What is Flexi-Veganism?
You’d have to be living under a rock (or doing a digital detox) to avoid the hype around Veganuary: a yearly challenge that asks people to give up all animal-based products for 31 days, following the unbridled meat-fest of Christmas.
The charity says that record numbers started the New Year by signing up to the pledge this year, with over 250,000 people committing to going meat-free for January.
If you’ve thought about joining the movement, but can’t imagine going cold turkey on eggs and, more importantly, cheese, then there may be a way you can still do your bit for the planet while having the odd slice of stilton here and there.
Dubbed flexi-veganism, there’s a rise in people adopting a hybrid diet that promises to gently ease you into eating less meat, particularly if you’re struggling to commit to going plant-based full-time.
So what exactly is it?
It’s basically the vegan version of flexitarian. Anyone following the diet eats mainly vegan, but allows themselves the odd bit of dairy, meat or fish whenever they feel like it.
According to Waitrose, a third of UK consumers say they have deliberately reduced the amount of meat they eat or removed it from their diet entirely. The rise of the diet is thought to be a result of people taking a more sustainable approach to what they eat, as the environmental impact of consuming meat becomes better understood.
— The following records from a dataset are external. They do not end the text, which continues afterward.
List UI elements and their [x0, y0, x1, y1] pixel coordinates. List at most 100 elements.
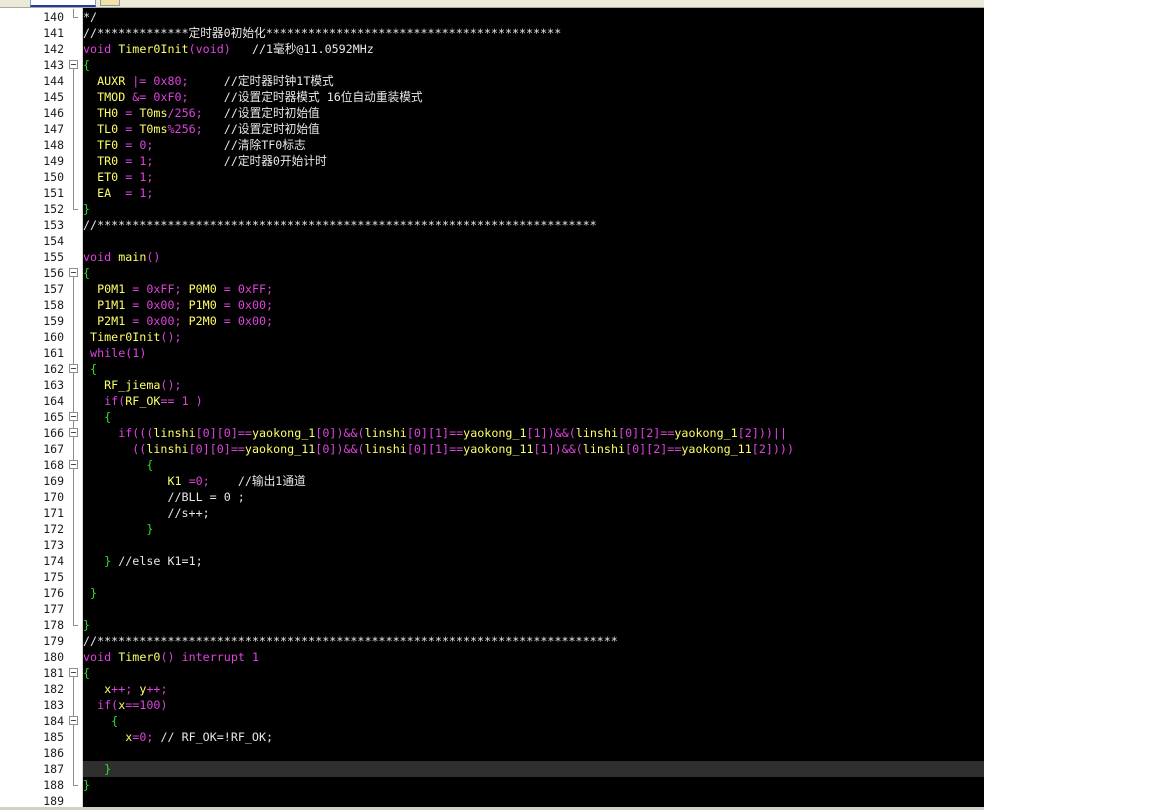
code-text[interactable]	[83, 745, 984, 761]
code-text[interactable]: //**************************************…	[83, 217, 984, 233]
code-line[interactable]: 141 //*************定时器0初始化***************…	[0, 25, 984, 41]
code-line[interactable]: 185 x=0; // RF_OK=!RF_OK;	[0, 729, 984, 745]
code-line[interactable]: 178}	[0, 617, 984, 633]
code-line[interactable]: 161 while(1)	[0, 345, 984, 361]
code-text[interactable]: }	[83, 761, 984, 777]
code-line[interactable]: 187 }	[0, 761, 984, 777]
code-line[interactable]: 140 */	[0, 9, 984, 25]
code-text[interactable]: TH0 = T0ms/256; //设置定时初始值	[83, 105, 984, 121]
code-text[interactable]	[83, 537, 984, 553]
code-text[interactable]: RF_jiema();	[83, 377, 984, 393]
code-text[interactable]: ((linshi[0][0]==yaokong_11[0])&&(linshi[…	[83, 441, 984, 457]
code-line[interactable]: 149 TR0 = 1; //定时器0开始计时	[0, 153, 984, 169]
code-text[interactable]: {	[83, 361, 984, 377]
code-line[interactable]: 155 void main()	[0, 249, 984, 265]
file-tab-second[interactable]	[100, 0, 120, 6]
code-text[interactable]: {	[83, 265, 984, 281]
code-line[interactable]: 146 TH0 = T0ms/256; //设置定时初始值	[0, 105, 984, 121]
code-line[interactable]: 150 ET0 = 1;	[0, 169, 984, 185]
code-text[interactable]: */	[83, 9, 984, 25]
code-line[interactable]: 168 {	[0, 457, 984, 473]
code-text[interactable]: //**************************************…	[83, 633, 984, 649]
fold-collapse-icon[interactable]	[69, 361, 78, 377]
fold-collapse-icon[interactable]	[69, 457, 78, 473]
code-text[interactable]: void Timer0Init(void) //1毫秒@11.0592MHz	[83, 41, 984, 57]
code-text[interactable]: P2M1 = 0x00; P2M0 = 0x00;	[83, 313, 984, 329]
fold-collapse-icon[interactable]	[69, 409, 78, 425]
fold-collapse-icon[interactable]	[69, 265, 78, 281]
code-editor[interactable]: 140 */ 141 //*************定时器0初始化**********…	[0, 8, 984, 807]
code-text[interactable]	[83, 793, 984, 807]
code-line[interactable]: 156 {	[0, 265, 984, 281]
code-line[interactable]: 183 if(x==100)	[0, 697, 984, 713]
code-line[interactable]: 167 ((linshi[0][0]==yaokong_11[0])&&(lin…	[0, 441, 984, 457]
code-text[interactable]: {	[83, 665, 984, 681]
code-line[interactable]: 184 {	[0, 713, 984, 729]
code-line[interactable]: 173	[0, 537, 984, 553]
code-text[interactable]: K1 =0; //输出1通道	[83, 473, 984, 489]
code-line[interactable]: 152}	[0, 201, 984, 217]
code-text[interactable]: //BLL = 0 ;	[83, 489, 984, 505]
code-line[interactable]: 186	[0, 745, 984, 761]
code-text[interactable]: }	[83, 201, 984, 217]
code-text[interactable]: TR0 = 1; //定时器0开始计时	[83, 153, 984, 169]
fold-collapse-icon[interactable]	[69, 665, 78, 681]
code-text[interactable]	[83, 569, 984, 585]
code-line[interactable]: 189	[0, 793, 984, 807]
code-text[interactable]: TL0 = T0ms%256; //设置定时初始值	[83, 121, 984, 137]
code-text[interactable]: }	[83, 777, 984, 793]
code-line[interactable]: 179 //***********************************…	[0, 633, 984, 649]
code-line[interactable]: 176 }	[0, 585, 984, 601]
code-text[interactable]: while(1)	[83, 345, 984, 361]
code-text[interactable]: EA = 1;	[83, 185, 984, 201]
code-text[interactable]: if(RF_OK== 1 )	[83, 393, 984, 409]
fold-collapse-icon[interactable]	[69, 57, 78, 73]
code-text[interactable]: Timer0Init();	[83, 329, 984, 345]
code-text[interactable]: x++; y++;	[83, 681, 984, 697]
code-line[interactable]: 171 //s++;	[0, 505, 984, 521]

A recent study published in the journal Science claimed that avoiding meat and dairy products is the single biggest way to reduce your environmental impact on the planet. The analysis, which looked at 40,000 farms in 119 countries, found that if we no longer consumed meat and dairy, global farmland use could be reduced by more than 75%.
A separate study published in the journal Nature concluded that in 2050, eating just one portion of red meat a week could reduce greenhouse gas emissions related to food by more than half.
“A vegan diet is probably the single biggest way to reduce your impact on planet Earth, not just greenhouse gases, but global acidification, eutrophication, land use and water use,” said Joseph Poore, at the University of Oxford who led the research, told The Guardian. “It is far bigger than cutting down on your flights or buying an electric car,” he said.
That being said, last year the Independent reported that prices of vegan staples like quinoa and avocado have been pushed up so much by demand in the West that they’ve become unaffordable to those who depend on them in some of their countries of origin, such as Kenya.
What can you eat?
The great thing about flexi-veganism is that it isn’t strict and it’s totally up to you. For some people, the diet means taking a casual approach to veganism, where they avoid animal products most of the time but don’t berate themselves if they indulge in the odd slice of buttery birthday cake, takeaway cheese pizza or hangover Nando’s. For others, there’s a bit of a more strict structure in place.
Some people approach the diet by adopting a 5:2 schedule, where you eat vegan during the week and then allow yourself meat, fish and dairy over the weekend.
The benefit to this is that eating vegan is usually a bit cheaper, so you can spend a bit more on organic and good quality lean meats when you do incorporate chicken, beef or pork into your dishes.
A flexi-vegan diet usually includes at least five portions of fruits and veg every day, plant-based protein, like tofu, chickpeas and lentils in meat-free days and the occasional serving of unprocessed meat and other animal products, like eggs or milk.
One of the biggest benefits of the diet us that it’s way easier than going full vegan. If you’re the type of person that knows you can’t take meat and dairy off the table completely, it’s an achievable way to actually commit to better environmentally-friendly habits.
Plus, think about how New Age you’ll sound when you tell all your friends that your friends over dinner that you’re eating flexi-vegan now. Gwyneth Paltrow, eat your heart out.